英語の動詞の基本形は3つある。だから不規則動詞は3つの基本形をおぼえないといけない。たとえば come、came、come ってやつだけど、おんなじゲルマン語派のドイツ語でも動詞の基本形は3つだから、不規則動詞でおぼえなきゃいけないかたちはやっぱり3つある。come とおんなじ意味の動詞の例をあげると kommen、kam、gekommen [コメン、カーム、ゲコメン]で、まんなかの過去形の母音が o から a にかわってるのまで英語とおんなじだ(発音はちがうけど)。

ちなみに動詞の基本形はラテン語だと4つ、古典ギリシャ語(古代ギリシャ語)だと6つで、ちょっとおおくなる。

come、came、come みたいな変化と go、went、gone みたいな変化はどっちも不規則変化っていわれてるけど、じつはちがいがある。ドイツ語の文法だと不規則変化のことを強変化っていって、規則変化のことを弱変化っていうけど、これにならっていうと come、came、come は強変化で、ほんとの不規則っていうのとはちょっとちがう。この手の強変化は -ed をつける弱変化(規則変化)とちがって、たいてい語幹の母音がかわる。そのかわりかたにはいくつかパターンがあって、そのそれぞれにいちおうの規則がある。

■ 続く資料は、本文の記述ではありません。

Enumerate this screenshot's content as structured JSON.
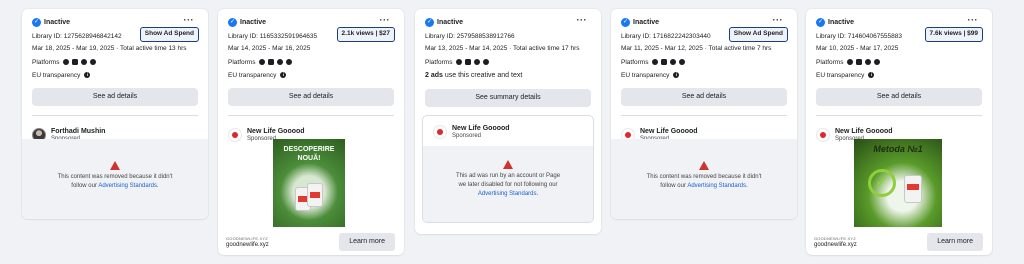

こういうのに対してほんとの不規則変化っていえるのが go、went、gone だ。これは過去形がまったくちがうかたちになってる。went っていうのはもともと wend の過去形で、それが go の過去としてつかわれるようなったもんだから、go の変化形ってことになっただけで、要するに時制によってちがう動詞をつかってるのがほんとの不規則動詞の正体だ。

wend (すすむ、いく)は文語としてのこってる。過去形はふるいかたちとしては went だけど、これは go の過去形になっちゃったから、規則変化にならって wended っていうのができた。

ほんとの不規則動詞としてはほかに be がある。これなんかは現在形の人称変化からして不規則だ。